Hoje, já não poria da mesma maneira esse errado ou certo. E não poria, hoje, porque deixei de ser o tema da minha própria poesia. Mas acho que estou a bater certo. Foi, antes, uma reflexão de tipo ético sobre o lugar onde se está, a pátria que se tem.

A partir de 1975, um sector da esquerda começou a criticá‑lo com certa aspereza. Comente.
Não me consta ter sido criticado com certa aspereza. Note que eu não segui o movimento geral de adesão a um partido, ao PCP, por exemplo, que se verificou entre os intelectuais… A crítica veio não de um sector da esquerda; sim de certas pessoas, e mesmo antes de 1975, por ter colaborado na televisão, como independente. Essa gente julgava que não se devia ir à TV.

E você achava que sim…
Desde que tivesse garantia de liberdade de actuação, o que, de facto, sucedeu. Tive um programa, Museu Aberto, que não foi objecto de qualquer pressão. Penso, aliás, que a TV é um meio de comunicação como qualquer outro. Como, por exemplo, o Diário Popular, onde eu entrei como cronista, aliás pela sua mão, Baptista‑Bastos.

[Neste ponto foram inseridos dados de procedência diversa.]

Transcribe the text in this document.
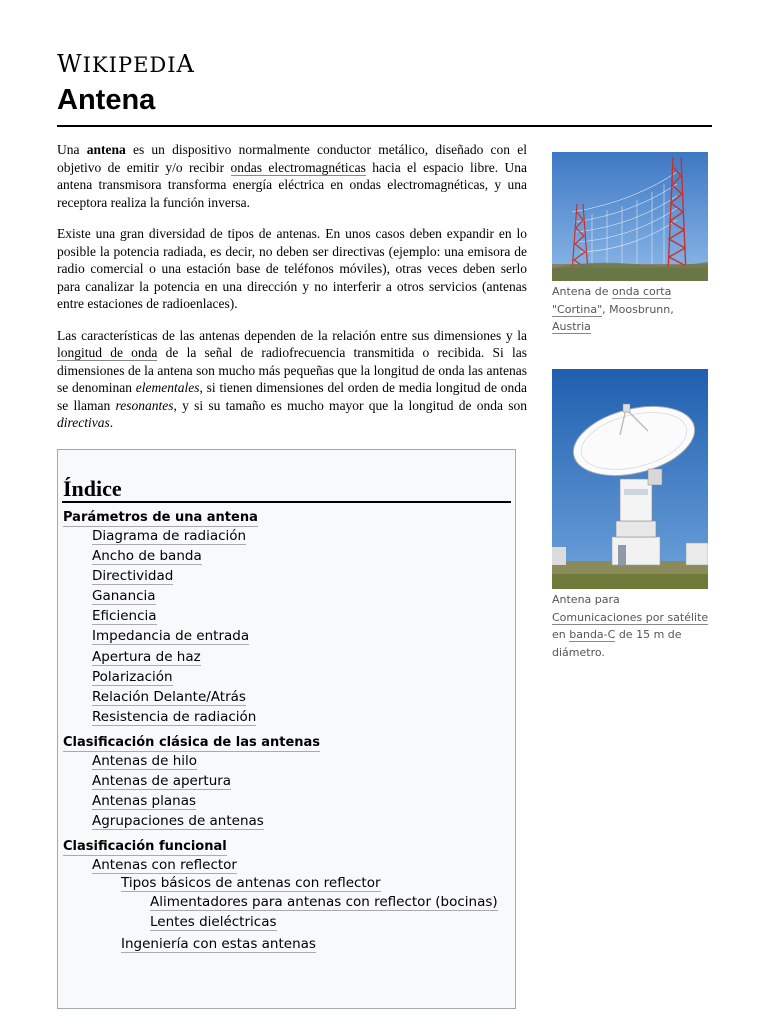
WIKIPEDIA
Antena

Una antena es un dispositivo normalmente conductor metálico, diseñado con el objetivo de emitir y/o recibir ondas electromagnéticas hacia el espacio libre. Una antena transmisora transforma energía eléctrica en ondas electromagnéticas, y una receptora realiza la función inversa.

Existe una gran diversidad de tipos de antenas. En unos casos deben expandir en lo posible la potencia radiada, es decir, no deben ser directivas (ejemplo: una emisora de radio comercial o una estación base de teléfonos móviles), otras veces deben serlo para canalizar la potencia en una dirección y no interferir a otros servicios (antenas entre estaciones de radioenlaces).

Las características de las antenas dependen de la relación entre sus dimensiones y la longitud de onda de la señal de radiofrecuencia transmitida o recibida. Si las dimensiones de la antena son mucho más pequeñas que la longitud de onda las antenas se denominan elementales, si tienen dimensiones del orden de media longitud de onda se llaman resonantes, y si su tamaño es mucho mayor que la longitud de onda son directivas.

Índice
Parámetros de una antena
Diagrama de radiación
Ancho de banda
Directividad
Ganancia
Eficiencia
Impedancia de entrada
Apertura de haz
Polarización
Relación Delante/Atrás
Resistencia de radiación
Clasificación clásica de las antenas
Antenas de hilo
Antenas de apertura
Antenas planas
Agrupaciones de antenas
Clasificación funcional
Antenas con reflector
Tipos básicos de antenas con reflector
Alimentadores para antenas con reflector (bocinas)
Lentes dieléctricas
Ingeniería con estas antenas
Antena de onda corta "Cortina", Moosbrunn, Austria
Antena para Comunicaciones por satélite en banda-C de 15 m de diámetro.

Mas, vejamos, ó O’Neill: a circunstância de intelectuais de esquerda serem sistematicamente postos de parte ou ignorados pela televisão não o confrangia?
Confrangia. Mas eu suponho que essa situação era geral. A Sophia de Mello Breyner Andresen, por exemplo, esteve proibida de escrever nos jornais, e não me consta que os intelectuais portugueses tenham deixado de escrever nesses mesmos jornais.

Que lhe diz o nome de Mário Castrim?
O de um homem que podia ter sido, eventualmente, um bom escritor, mas que se sacrificou (o que, aliás, não deixa de ter o seu mérito) à critica de televisão, como serviço prestado aos leitores do Diário de Lisboa. Foi um homem com bastante graça, mas que foi estreitando os seus critérios, a tal ponto que ficou muito sectário. O que é do foro do próprio Mário Castrim: ele é que sabe, não sou eu.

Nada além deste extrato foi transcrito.